If the government let them in, they should have a voice. They are subject to the penalties and restrictions but not the benefits? That is treating them as second class humans, which I'm pretty vocally opposed to. Illegals are more complex, but given how little we actually spend enforcing those rules (in 2013 we deported less than 5% of the estimated illegal population) we seem complicit in their presence here. Given that I find it hard to argue they shouldn't be afforded representation on the same grounds. In my mind representative governance is a human right, rather than a right granted by citizenship.

But I'm pretty well not in the majority...so there's that.

Comment Re:Winter? (Score 1) 231

Ain't nothing going to happen with autonomous vehicles until they solve the rain and snow problem. Maybe California doesn't have to worry about vehicles in precipitation, but the rest of the nation does.

I see this complaint every time an autonomous car story comes up. Is there actual evidence somewhere that rain and snow have any significant impact on the vehicles' ability to perceive an environment or on their ability to navigate it?
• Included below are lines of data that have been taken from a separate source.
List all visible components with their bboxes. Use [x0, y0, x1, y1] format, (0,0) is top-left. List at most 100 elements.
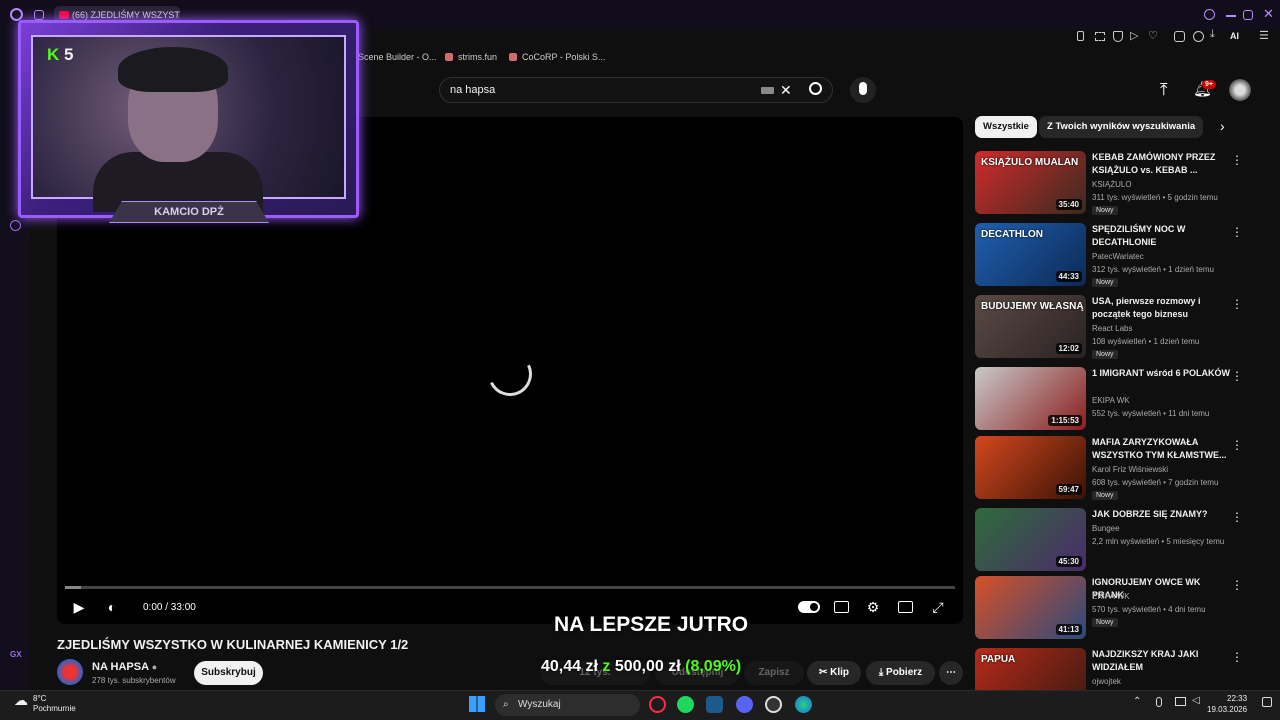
search-input[interactable]: na hapsa ✕ — [439, 77, 833, 103]
more-options-icon[interactable]: ⋮ — [1231, 578, 1243, 592]
recommendation-channel[interactable]: Bungee — [1092, 524, 1120, 533]
start-windows-icon[interactable] — [469, 696, 485, 712]
search-tabs-icon[interactable] — [1204, 9, 1215, 20]
more-options-icon[interactable]: ⋮ — [1231, 369, 1243, 383]
recommendation-thumbnail[interactable]: BUDUJEMY WŁASNĄ 12:02 — [975, 295, 1086, 358]
save-button[interactable]: Zapisz — [744, 661, 804, 685]
screenshot-icon[interactable] — [1193, 31, 1204, 42]
taskbar-clock[interactable]: 22:33 19.03.2026 — [1207, 693, 1247, 715]
weather-widget[interactable]: 8°C Pochmurnie — [33, 694, 76, 714]
fullscreen-icon[interactable]: ⤢ — [928, 597, 948, 617]
heart-icon[interactable]: ♡ — [1148, 29, 1158, 42]
bookmark-strims[interactable]: strims.fun — [445, 52, 497, 62]
pin-icon[interactable] — [1077, 31, 1084, 41]
notification-center-icon[interactable] — [1262, 697, 1272, 707]
settings-gear-icon[interactable]: ⚙ — [863, 597, 883, 617]
extensions-icon[interactable] — [1174, 31, 1185, 42]
subscribe-button[interactable]: Subskrybuj — [194, 661, 263, 685]
tab-manager-icon[interactable] — [34, 10, 44, 20]
tray-network-icon[interactable] — [1175, 697, 1186, 706]
voice-search-button[interactable] — [850, 77, 876, 103]
recommendation-thumbnail[interactable]: 41:13 — [975, 576, 1086, 639]
more-options-icon[interactable]: ⋮ — [1231, 650, 1243, 664]
opera-gx-taskbar-icon[interactable] — [649, 696, 666, 713]
chip-from-search[interactable]: Z Twoich wyników wyszukiwania — [1039, 116, 1204, 138]
taskbar-search[interactable]: ⌕ Wyszukaj — [495, 694, 640, 716]
recommendation-title[interactable]: 1 IMIGRANT wśród 6 POLAKÓW — [1092, 367, 1232, 380]
recommendation-item[interactable]: BUDUJEMY WŁASNĄ 12:02 USA, pierwsze rozmow… — [975, 295, 1250, 361]
more-actions-button[interactable]: ⋯ — [939, 661, 963, 685]
recommendation-channel[interactable]: KSIĄŻULO — [1092, 180, 1132, 189]
recommendation-title[interactable]: NAJDZIKSZY KRAJ JAKI WIDZIAŁEM — [1092, 648, 1232, 674]
keyboard-icon[interactable] — [761, 87, 774, 94]
clip-button[interactable]: ✂ Klip — [807, 661, 861, 685]
settings-icon[interactable] — [10, 220, 21, 231]
recommendation-item[interactable]: 59:47 MAFIA ZARYZYKOWAŁA WSZYSTKO TYM KŁA… — [975, 436, 1250, 502]
recommendation-item[interactable]: 45:30 JAK DOBRZE SIĘ ZNAMY? Bungee 2,2 mln … — [975, 508, 1250, 574]
recommendation-thumbnail[interactable]: 45:30 — [975, 508, 1086, 571]
download-button[interactable]: ⤓ Pobierz — [866, 661, 935, 685]
recommendation-channel[interactable]: EKIPA WK — [1092, 592, 1130, 601]
tray-mic-icon[interactable] — [1156, 697, 1162, 707]
more-options-icon[interactable]: ⋮ — [1231, 297, 1243, 311]
more-options-icon[interactable]: ⋮ — [1231, 225, 1243, 239]
edge-taskbar-icon[interactable] — [795, 696, 812, 713]
channel-name[interactable]: NA HAPSA ● — [92, 661, 157, 673]
subtitles-icon[interactable] — [834, 601, 849, 613]
maximize-icon[interactable] — [1243, 10, 1253, 20]
recommendation-title[interactable]: SPĘDZILIŚMY NOC W DECATHLONIE — [1092, 223, 1232, 249]
recommendation-thumbnail[interactable]: KSIĄŻULO MUALAN 35:40 — [975, 151, 1086, 214]
search-button[interactable] — [804, 77, 830, 103]
recommendation-item[interactable]: 41:13 IGNORUJEMY OWCE WK PRANK EKIPA WK 570… — [975, 576, 1250, 642]
recommendation-channel[interactable]: PatecWariatec — [1092, 252, 1144, 261]
chips-next-icon[interactable]: › — [1220, 118, 1225, 134]
bookmark-scene-builder[interactable]: Scene Builder - O... — [358, 52, 437, 62]
volume-icon[interactable]: ◐ — [102, 597, 122, 617]
play-button[interactable]: ▶ — [69, 597, 89, 617]
more-options-icon[interactable]: ⋮ — [1231, 153, 1243, 167]
obs-taskbar-icon[interactable] — [765, 696, 782, 713]
recommendation-thumbnail[interactable]: 59:47 — [975, 436, 1086, 499]
upload-icon[interactable]: ⤒ — [1160, 80, 1168, 100]
chip-all[interactable]: Wszystkie — [975, 116, 1037, 138]
minimize-icon[interactable] — [1226, 15, 1236, 17]
download-icon[interactable]: ⤓ — [1210, 28, 1215, 41]
recommendation-item[interactable]: 1:15:53 1 IMIGRANT wśród 6 POLAKÓW EKIPA W… — [975, 367, 1250, 433]
menu-icon[interactable]: ☰ — [1259, 29, 1269, 42]
discord-taskbar-icon[interactable] — [736, 696, 753, 713]
streamer-hair — [118, 47, 228, 92]
recommendation-thumbnail[interactable]: DECATHLON 44:33 — [975, 223, 1086, 286]
recommendation-channel[interactable]: ojwojtek — [1092, 677, 1121, 686]
spotify-taskbar-icon[interactable] — [677, 696, 694, 713]
bookmark-cocorp[interactable]: CoCoRP - Polski S... — [509, 52, 605, 62]
recommendation-channel[interactable]: Karol Friz Wiśniewski — [1092, 465, 1168, 474]
progress-bar[interactable] — [65, 586, 955, 589]
miniplayer-icon[interactable] — [898, 601, 913, 613]
autoplay-toggle[interactable] — [798, 601, 820, 613]
account-avatar[interactable] — [1229, 79, 1251, 101]
tray-volume-icon[interactable]: ◁ — [1192, 695, 1200, 706]
shield-icon[interactable] — [1113, 31, 1123, 42]
ai-button[interactable]: AI — [1230, 31, 1239, 41]
recommendation-title[interactable]: USA, pierwsze rozmowy i początek tego bi… — [1092, 295, 1232, 321]
tray-chevron-icon[interactable]: ⌃ — [1133, 696, 1141, 707]
webcam-overlay: K 5 KAMCIO DPŻ — [18, 20, 359, 223]
channel-avatar[interactable] — [57, 659, 83, 685]
snapshot-icon[interactable] — [1095, 32, 1105, 41]
recommendation-title[interactable]: JAK DOBRZE SIĘ ZNAMY? — [1092, 508, 1232, 521]
recommendation-item[interactable]: DECATHLON 44:33 SPĘDZILIŚMY NOC W DECATHLO… — [975, 223, 1250, 289]
recommendation-title[interactable]: KEBAB ZAMÓWIONY PRZEZ KSIĄŻULO vs. KEBAB… — [1092, 151, 1232, 177]
play-toolbar-icon[interactable]: ▷ — [1130, 29, 1138, 42]
recommendation-title[interactable]: MAFIA ZARYZYKOWAŁA WSZYSTKO TYM KŁAMSTWE… — [1092, 436, 1232, 462]
recommendation-thumbnail[interactable]: 1:15:53 — [975, 367, 1086, 430]
recommendation-channel[interactable]: React Labs — [1092, 324, 1132, 333]
recommendation-item[interactable]: KSIĄŻULO MUALAN 35:40 KEBAB ZAMÓWIONY PRZE… — [975, 151, 1250, 217]
kick-count: 5 — [64, 45, 74, 64]
steam-taskbar-icon[interactable] — [706, 696, 723, 713]
more-options-icon[interactable]: ⋮ — [1231, 438, 1243, 452]
clear-search-icon[interactable]: ✕ — [780, 78, 792, 102]
recommendation-channel[interactable]: EKIPA WK — [1092, 396, 1130, 405]
weather-icon[interactable]: ☁ — [14, 692, 28, 709]
more-options-icon[interactable]: ⋮ — [1231, 510, 1243, 524]
close-window-icon[interactable]: ✕ — [1263, 6, 1274, 22]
The sensor fusion algorithms already deal with noise exclusion and transitory sensing failures. I can believe heavy snow which obscures the lane markings would be an issue, but even then that doesn't really prevent collision avoidance, or even safe driving ability so long as there's always to option to just go slower. The rules of traffic interactions in the absence of lane markings are pretty well defined, and are mostly just "do what boats do".